Şöyle tasavvur et ki, kâinat bir denizdir, biz insanlar ise meçhul bir semte doğru yol almış giden "hayat gemisi"nin yolcularıyız. Dalgaların çırpıntısı ile sallanan geminin içinde biz de sallanmaktayız. Bununla beraber kimimiz kazan ağzında ocaklara kömür atıyor, kimimiz güvertede elleri arkasında gezinip bakınıyor, kimimiz de kaptan köprüsünde
önünde pusula, dümen tutuyor... Ne demek istediğimi tabıî anlıyorsun. Hepimiz, etrafımızdaki herşeyle beraber, gemimizin sallantısına uyarak eğilip ırgalanıyoruz. Fakat, aynı zamanda ayrıca kendimize mahsus hareketler de yapıyoruz. Ve hissediyoruz ki, eğilip ırgalanma şeklindeki birinci nevi hareketler "bizim" değildir. Bunlar tabiat faktörlerinin eseridir. İkinciler ise, "bizim"dir. Bunların yapıcısı ve sahibi bizizdir.
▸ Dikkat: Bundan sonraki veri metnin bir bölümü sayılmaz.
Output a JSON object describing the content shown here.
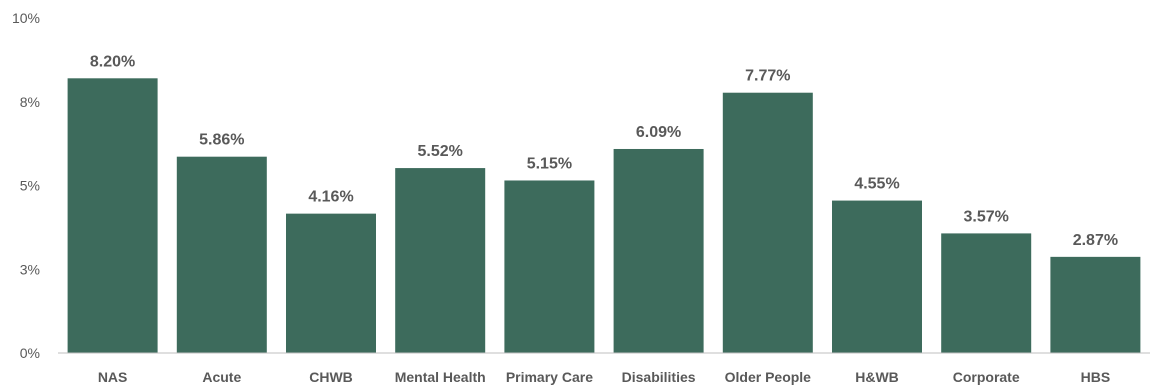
{
  "chart_data": {
    "type": "bar",
    "categories": [
      "NAS",
      "Acute",
      "CHWB",
      "Mental Health",
      "Primary Care",
      "Disabilities",
      "Older People",
      "H&WB",
      "Corporate",
      "HBS"
    ],
    "values": [
      8.2,
      5.86,
      4.16,
      5.52,
      5.15,
      6.09,
      7.77,
      4.55,
      3.57,
      2.87
    ],
    "data_labels": [
      "8.20%",
      "5.86%",
      "4.16%",
      "5.52%",
      "5.15%",
      "6.09%",
      "7.77%",
      "4.55%",
      "3.57%",
      "2.87%"
    ],
    "yticks": [
      {
        "value": 0,
        "label": "0%"
      },
      {
        "value": 2.5,
        "label": "3%"
      },
      {
        "value": 5,
        "label": "5%"
      },
      {
        "value": 7.5,
        "label": "8%"
      },
      {
        "value": 10,
        "label": "10%"
      }
    ],
    "ylim": [
      0,
      10
    ],
    "title": "",
    "xlabel": "",
    "ylabel": "",
    "grid": false,
    "legend": "none",
    "colors": {
      "bar": "#3d6b5c",
      "text": "#595959",
      "axis": "#bfbfbf"
    }
  }
}
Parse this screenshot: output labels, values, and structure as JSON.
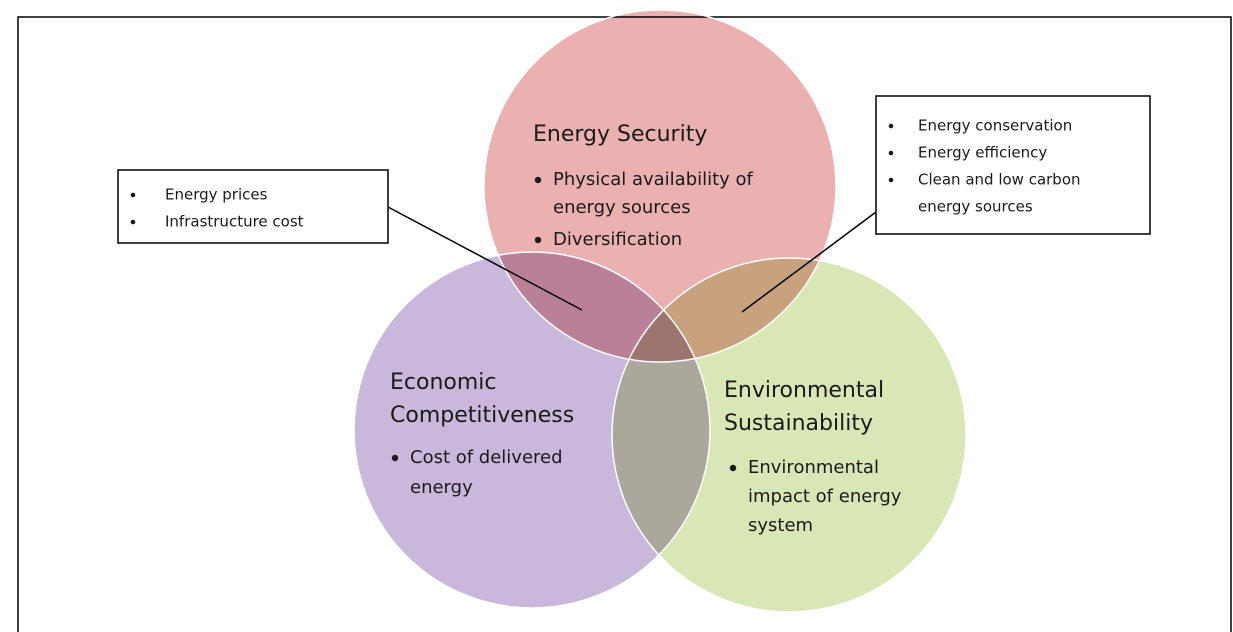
{
  "circles": [
    {
      "title_lines": [
        "Energy Security"
      ],
      "bullets": [
        [
          "Physical availability of",
          "energy  sources"
        ],
        [
          "Diversification"
        ]
      ]
    },
    {
      "title_lines": [
        "Economic",
        "Competitiveness"
      ],
      "bullets": [
        [
          "Cost of delivered",
          "energy"
        ]
      ]
    },
    {
      "title_lines": [
        "Environmental",
        "Sustainability"
      ],
      "bullets": [
        [
          "Environmental",
          "impact of energy",
          "system"
        ]
      ]
    }
  ],
  "callouts": [
    {
      "items": [
        [
          "Energy prices"
        ],
        [
          "Infrastructure cost"
        ]
      ]
    },
    {
      "items": [
        [
          "Energy conservation"
        ],
        [
          "Energy efficiency"
        ],
        [
          "Clean and low carbon",
          "energy sources"
        ]
      ]
    }
  ]
}
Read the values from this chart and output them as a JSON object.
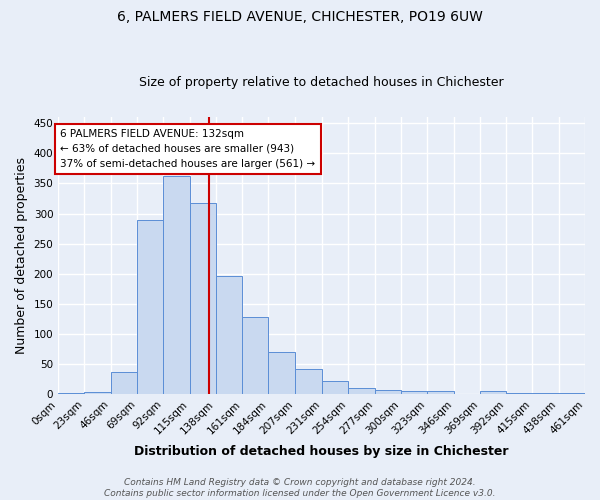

Gerçi iyi düşünürsek, berikiler de, birinci nevi hareketler gibi, "yaratıcı kudret"in var edici görünmez eliyle vukua gelmektedir (olmaktadır). O sonsuz denizi çalkalayıp gemimizi sallayan kudretle, güvertede bizi gezdirip etrafa bakındıran, kâh güldürüp, kâh ağlatan, hülâsa bizi var edip hayat sahnesine gönderen kudret -adına ister Tanrı de, ister Dieu(fr. Allah)- hep aynı bir kudrettir. Şu fark ile ki, bu ezelî ve nâmütenâhî (sonsuz) kudret, "bizim" dediğimiz hareketlerde doğrudan doğruya değil de, bizim benliğimiz vasıtasıyla müessir (etki eden) olmakta; eserle müessir (eser sahibi) arasına, sanki üçüncü bir varlık olarak, "biz" girmekteyiz. O ebedi ve aynı olan kudret bizi hareketlerimizde ve yaptığımız işlerde serbest bırakmaktadır. O kudret nedir? Onu sorma.